Canadian actor and musician (born 1982)

Ian Blackwood (born August 12, 1982) is a Canadian photographer, musician/producer, and actor known for being the vocalist/guitarist of the now defunct Toronto-based punk rock band The Artist Life, and for playing Kyle Bateman on the CTV teen hit Instant Star. Past musical projects also include the bands The Posts, The Artist Life, and This is the Noise. Blackwood was also a technician for the band, Walk Off The Earth.

Blackwood has been a member of the Alliance of Canadian Cinema, Television and Radio Arts ACTRA for over a decade and has been seen on many television and film productions such as Odd Squad (TVO), Heroes Reborn (NBC), Warehouse 13 (Syfy), Degrassi (CTV/EPITOME) and V Morgan Is Dead (Shaftesbury Films). He has also been featured in many Canadian and American commercial advertisements. He was the face of RBC Royal Bank of Canada for their "Someday" and "Not Business As Usual" campaigns, RBC Brewery Ad, and had a podcast called Ian Blackwood Talks Smack.

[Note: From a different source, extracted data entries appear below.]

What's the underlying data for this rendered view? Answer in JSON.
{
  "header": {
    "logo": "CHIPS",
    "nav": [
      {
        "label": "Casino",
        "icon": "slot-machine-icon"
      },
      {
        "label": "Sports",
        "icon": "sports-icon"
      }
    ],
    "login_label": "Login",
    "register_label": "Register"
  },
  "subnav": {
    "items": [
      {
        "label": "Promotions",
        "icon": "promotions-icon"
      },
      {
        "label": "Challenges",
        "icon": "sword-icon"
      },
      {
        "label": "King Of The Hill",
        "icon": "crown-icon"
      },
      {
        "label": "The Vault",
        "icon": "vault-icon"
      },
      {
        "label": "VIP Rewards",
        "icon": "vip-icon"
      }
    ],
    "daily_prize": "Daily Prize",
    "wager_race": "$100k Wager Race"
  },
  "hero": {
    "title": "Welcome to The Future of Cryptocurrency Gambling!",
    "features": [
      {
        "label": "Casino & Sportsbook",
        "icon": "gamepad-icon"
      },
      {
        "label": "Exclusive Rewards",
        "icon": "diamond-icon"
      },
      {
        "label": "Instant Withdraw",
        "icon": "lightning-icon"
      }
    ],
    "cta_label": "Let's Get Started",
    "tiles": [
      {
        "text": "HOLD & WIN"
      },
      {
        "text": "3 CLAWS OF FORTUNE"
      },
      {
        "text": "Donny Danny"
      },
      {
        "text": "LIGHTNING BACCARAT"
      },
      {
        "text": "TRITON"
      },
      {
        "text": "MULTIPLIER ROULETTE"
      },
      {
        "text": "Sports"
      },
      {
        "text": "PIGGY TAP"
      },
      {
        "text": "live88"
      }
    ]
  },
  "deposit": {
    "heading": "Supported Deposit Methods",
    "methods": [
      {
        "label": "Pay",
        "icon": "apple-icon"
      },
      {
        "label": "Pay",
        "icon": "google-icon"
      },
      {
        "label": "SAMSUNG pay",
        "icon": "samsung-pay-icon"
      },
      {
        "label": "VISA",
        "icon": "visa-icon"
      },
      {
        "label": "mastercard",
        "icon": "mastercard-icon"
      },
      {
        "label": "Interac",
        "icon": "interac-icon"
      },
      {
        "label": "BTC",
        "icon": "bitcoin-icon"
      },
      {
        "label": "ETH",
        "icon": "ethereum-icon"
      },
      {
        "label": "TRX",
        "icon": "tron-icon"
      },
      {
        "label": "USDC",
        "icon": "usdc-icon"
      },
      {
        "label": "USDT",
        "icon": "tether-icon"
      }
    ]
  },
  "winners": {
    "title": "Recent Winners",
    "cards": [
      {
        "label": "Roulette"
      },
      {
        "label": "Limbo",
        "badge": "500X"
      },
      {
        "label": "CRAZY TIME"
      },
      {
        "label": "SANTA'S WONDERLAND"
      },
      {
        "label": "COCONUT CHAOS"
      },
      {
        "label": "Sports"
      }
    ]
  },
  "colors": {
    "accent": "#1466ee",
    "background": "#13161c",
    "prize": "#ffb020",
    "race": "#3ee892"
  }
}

He owns a private recording studio called LimeGreen Studio in Mississauga, Ontario, and has written music for CBC and its affiliate kids channel, CBC Kids. He also recorded and mixed Sarah Blackwood's first solo album Way Back Home among other projects.

Blackwood started playing guitar at the age of 11, originally taught by his father Michael Blackwood. He started his first band at age 14. Blackwood grew up in the Greater Toronto Area (905) underground music scene playing in many bands, most notably as a drummer for Jersey, a guitarist for The Fullblast, vocalist and guitarist for The Artist Life, and guitar and backup vocals for Always Outnumbered. Blackwood graduated from Lord Elgin High School (which has since changed its name to Robert Bateman) in June 2000, and attended Capilano University in North Vancouver, British Columbia, but left after one semester of studying film productions/screen writing and acting.

Blackwood is the brother of former The Creepshow lead singer and current Walk Off The Earth member Sarah Blackwood, as well as Jen Blackwood who is also a former vocalist for The Creepshow.